Fayette County shows similarly high initial rates and higher EUR than Brazos because of more flattening of the decline. Still, over 65% of the EUR is produced in the first year. The Giddings Field is located in Fayette County.
Pearsall Field is on the southwestern end of the Chalk trend, covering portions of Frio, LaSalle, Dimmit and Zavala Counties. The Frio County rate vs. time plot shows a significantly lower initial rate the northeastern counties, but perhaps a stronger hyperbolic behavior. The first year accounts for 55% of the ultimate predicted recovery.
The Zavala County typical profile is a composite of 93 horizontal wells. Initial rate is fairly high at 12,400 BBL/month. Ultimate recovery is estimated to be nearly 200,000 BOE/well. Hyperbolic behavior is not very evident after the first 2 years, possibly suggesting that the primary porosity is less a contributing factor than curves with more flattening. Other studies2 have concluded that both fracture size and fracture density are significantly lower in the Pearsall area vs. Giddings Field.
Results from horizontal drilling have been highly varied. Successes on a large scale have been limited to the Austin Chalk Trend. And even within this sizable trend there are areas which have been unable to realize sufficient reserves to make horizontal wells profitable. It is apparent that not all fractured reservoirs benefit economically by the application of this technology. The two top states, North Dakota and Texas have produced over 285 MMBOE to date through horizontal wells, an important contribution to the US supply. Rapid return of investment due to high initial production rates, ability to implement economies of scale, and the realization of statistical averages with multiple well programs are the driving force behind continued use of the technique in much of the Chalk Trend.

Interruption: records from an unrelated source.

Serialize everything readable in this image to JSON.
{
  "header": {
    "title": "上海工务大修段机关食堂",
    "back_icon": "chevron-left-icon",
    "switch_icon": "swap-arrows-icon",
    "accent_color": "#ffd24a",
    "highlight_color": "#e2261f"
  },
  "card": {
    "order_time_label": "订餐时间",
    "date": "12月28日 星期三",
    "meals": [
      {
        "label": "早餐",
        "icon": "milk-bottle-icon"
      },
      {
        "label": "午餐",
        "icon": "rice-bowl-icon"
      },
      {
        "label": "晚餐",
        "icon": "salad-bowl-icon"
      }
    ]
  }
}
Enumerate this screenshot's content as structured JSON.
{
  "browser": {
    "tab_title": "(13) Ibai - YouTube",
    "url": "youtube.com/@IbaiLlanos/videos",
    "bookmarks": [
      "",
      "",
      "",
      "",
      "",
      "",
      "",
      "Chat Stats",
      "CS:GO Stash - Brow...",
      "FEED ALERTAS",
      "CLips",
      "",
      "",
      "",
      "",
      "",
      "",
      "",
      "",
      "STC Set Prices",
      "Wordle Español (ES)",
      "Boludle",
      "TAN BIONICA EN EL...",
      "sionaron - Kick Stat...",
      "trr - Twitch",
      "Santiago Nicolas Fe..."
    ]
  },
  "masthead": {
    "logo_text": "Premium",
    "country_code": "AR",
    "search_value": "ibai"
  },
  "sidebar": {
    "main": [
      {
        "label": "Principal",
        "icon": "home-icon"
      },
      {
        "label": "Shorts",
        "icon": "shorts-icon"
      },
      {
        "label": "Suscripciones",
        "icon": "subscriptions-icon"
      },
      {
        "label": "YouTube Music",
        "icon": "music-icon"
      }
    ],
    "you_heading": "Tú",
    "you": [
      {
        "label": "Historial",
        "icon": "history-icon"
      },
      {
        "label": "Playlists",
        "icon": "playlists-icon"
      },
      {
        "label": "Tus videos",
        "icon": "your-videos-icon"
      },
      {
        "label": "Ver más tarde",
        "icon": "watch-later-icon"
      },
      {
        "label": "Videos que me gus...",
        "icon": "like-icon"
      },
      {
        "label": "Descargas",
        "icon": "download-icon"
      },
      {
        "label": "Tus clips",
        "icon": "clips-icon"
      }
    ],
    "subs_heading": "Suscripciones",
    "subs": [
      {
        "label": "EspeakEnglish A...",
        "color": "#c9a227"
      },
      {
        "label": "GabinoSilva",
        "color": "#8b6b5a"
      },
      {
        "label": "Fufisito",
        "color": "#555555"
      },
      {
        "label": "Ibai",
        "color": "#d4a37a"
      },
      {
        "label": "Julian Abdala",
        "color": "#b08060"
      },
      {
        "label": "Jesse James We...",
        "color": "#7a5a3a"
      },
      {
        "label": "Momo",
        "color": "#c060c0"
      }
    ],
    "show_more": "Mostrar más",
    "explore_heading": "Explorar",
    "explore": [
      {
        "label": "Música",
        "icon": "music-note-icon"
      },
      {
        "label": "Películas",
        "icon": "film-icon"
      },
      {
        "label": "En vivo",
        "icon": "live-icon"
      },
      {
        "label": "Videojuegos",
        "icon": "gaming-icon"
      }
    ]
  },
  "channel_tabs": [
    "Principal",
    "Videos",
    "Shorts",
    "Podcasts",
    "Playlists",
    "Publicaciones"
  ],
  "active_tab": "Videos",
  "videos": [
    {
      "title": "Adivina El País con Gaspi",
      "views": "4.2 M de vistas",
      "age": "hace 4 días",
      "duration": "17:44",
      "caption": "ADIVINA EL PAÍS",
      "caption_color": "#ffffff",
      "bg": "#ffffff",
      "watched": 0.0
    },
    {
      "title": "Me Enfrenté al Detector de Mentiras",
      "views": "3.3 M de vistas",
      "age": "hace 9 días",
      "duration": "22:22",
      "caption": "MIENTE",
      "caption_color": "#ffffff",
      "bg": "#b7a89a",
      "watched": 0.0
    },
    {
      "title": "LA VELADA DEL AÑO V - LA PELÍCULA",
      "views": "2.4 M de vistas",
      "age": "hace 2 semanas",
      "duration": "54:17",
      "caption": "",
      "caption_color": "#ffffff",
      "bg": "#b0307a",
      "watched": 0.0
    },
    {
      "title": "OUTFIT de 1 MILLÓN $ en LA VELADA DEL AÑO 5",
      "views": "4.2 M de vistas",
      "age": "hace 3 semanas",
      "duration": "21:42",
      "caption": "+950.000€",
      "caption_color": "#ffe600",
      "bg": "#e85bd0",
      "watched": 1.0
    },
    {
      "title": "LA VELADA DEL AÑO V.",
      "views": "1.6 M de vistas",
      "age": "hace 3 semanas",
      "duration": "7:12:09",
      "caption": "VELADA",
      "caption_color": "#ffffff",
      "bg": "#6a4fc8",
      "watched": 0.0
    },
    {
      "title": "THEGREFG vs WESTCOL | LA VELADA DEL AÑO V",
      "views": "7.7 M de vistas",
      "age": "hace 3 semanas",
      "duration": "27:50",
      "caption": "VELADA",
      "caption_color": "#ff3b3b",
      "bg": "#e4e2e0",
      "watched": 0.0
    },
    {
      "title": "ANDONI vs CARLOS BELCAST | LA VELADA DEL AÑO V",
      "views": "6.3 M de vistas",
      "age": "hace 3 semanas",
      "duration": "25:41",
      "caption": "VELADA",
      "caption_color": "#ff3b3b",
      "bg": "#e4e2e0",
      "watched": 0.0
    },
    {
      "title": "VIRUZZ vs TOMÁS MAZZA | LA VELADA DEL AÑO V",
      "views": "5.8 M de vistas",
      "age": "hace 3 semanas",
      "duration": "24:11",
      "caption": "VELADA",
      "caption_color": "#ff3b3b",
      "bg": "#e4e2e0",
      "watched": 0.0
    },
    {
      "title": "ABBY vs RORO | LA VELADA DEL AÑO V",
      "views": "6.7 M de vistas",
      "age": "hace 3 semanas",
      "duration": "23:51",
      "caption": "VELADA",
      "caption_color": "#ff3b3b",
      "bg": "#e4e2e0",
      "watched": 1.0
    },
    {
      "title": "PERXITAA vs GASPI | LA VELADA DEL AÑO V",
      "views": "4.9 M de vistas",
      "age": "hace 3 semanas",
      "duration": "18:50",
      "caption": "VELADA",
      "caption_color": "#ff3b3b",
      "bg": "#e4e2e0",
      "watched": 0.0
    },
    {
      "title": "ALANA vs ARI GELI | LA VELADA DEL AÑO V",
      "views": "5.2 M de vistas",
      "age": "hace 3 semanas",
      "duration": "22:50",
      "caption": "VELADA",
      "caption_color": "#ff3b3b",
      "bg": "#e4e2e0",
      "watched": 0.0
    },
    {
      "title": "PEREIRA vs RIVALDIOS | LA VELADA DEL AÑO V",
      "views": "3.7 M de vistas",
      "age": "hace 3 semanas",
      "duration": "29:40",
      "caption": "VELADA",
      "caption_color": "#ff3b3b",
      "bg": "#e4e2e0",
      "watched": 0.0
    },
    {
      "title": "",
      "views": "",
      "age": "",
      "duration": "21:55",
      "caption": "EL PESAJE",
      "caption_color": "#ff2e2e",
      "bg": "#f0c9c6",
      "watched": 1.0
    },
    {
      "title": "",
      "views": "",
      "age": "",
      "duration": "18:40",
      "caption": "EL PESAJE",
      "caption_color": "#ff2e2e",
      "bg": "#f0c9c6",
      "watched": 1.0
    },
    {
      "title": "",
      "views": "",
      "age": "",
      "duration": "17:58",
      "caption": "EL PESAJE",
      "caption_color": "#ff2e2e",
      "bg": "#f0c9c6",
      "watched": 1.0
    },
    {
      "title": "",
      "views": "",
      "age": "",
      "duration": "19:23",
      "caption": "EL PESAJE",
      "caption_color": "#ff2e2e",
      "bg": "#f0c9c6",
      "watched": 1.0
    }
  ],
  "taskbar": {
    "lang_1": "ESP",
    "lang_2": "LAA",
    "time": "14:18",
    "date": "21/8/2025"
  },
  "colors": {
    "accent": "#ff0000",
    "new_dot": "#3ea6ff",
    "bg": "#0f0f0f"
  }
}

1. Maloy, William T., Horizontal wells up odds for profit in Giddings Austin Chalk, Oil & Gas Journal, Feb 17, 1992, p. 67.
2. Maloy, William T., Statistical relations predict horizontal well production, World Oil, April, 1993, p. 55.
3. Beliveau, Dennis, Heterogeneity, Geostatistics, Horizontal Wells, and Blackjack Poker, Journal of Petroleum Technology, December, 1995, p. 1068.
4. Thomas, Gilbert E., Sonnenberg, Frank P., Homing in on sweet spots in Cretaceous Austin Chalk, Oil & Gas Journal, Nov. 29, 1993, p 110.